I will admit that a car cannot really be beaten for practicality while distillery touring. If nothing else, there is space in the boot for all those distillery-exclusives. However, my solo cycle gave me a first-class, first-hand encounter with Scotland, her whiskies and above all her people – a distinctive, unchillfiltered race whose humour and hospitality materialised when I least expected but most needed it. Thanks to them, every dram I pour enthrals me with a vivid presence and emotive allusiveness more than malt, water and yeast could ever have managed on their own.

All images included in this article are © James Saxon.

6 comments:

Rick Furzer said...

Really inspirational to read about your travels as it's a journey I want to do.
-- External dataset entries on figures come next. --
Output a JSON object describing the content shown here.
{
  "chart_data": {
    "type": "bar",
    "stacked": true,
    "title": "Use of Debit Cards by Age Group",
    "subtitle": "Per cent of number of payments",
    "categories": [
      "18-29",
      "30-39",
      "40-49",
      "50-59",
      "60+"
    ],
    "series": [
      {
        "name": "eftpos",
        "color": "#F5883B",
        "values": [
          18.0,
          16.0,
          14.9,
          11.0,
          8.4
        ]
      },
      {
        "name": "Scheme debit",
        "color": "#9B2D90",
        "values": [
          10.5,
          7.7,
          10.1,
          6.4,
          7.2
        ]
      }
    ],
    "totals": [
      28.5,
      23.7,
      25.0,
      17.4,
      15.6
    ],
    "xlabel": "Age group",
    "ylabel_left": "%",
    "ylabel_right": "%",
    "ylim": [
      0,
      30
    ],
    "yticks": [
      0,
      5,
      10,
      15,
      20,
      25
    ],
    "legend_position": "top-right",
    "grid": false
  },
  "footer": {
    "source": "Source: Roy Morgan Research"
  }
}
Love the expression 'unchillfiltered race'. Brilliant

Whisky Critic said...

What a unique way to conduct your tour! That really does sound like a way to get into the atmosphere of the exploration. Even if driving would be easier.

Scotch Cyclist said...

Many thanks indeed for the comments, Rick and Whisky Critic. Rick: the chief reason for writing the blog was to show how these quirky adventures can be done, and to encourage others to see Scotch and Scotland in a different way. Whisky Critic: there was certainly no hiding place! But you can't beat a bike for a forensic understanding of geography and microclimates.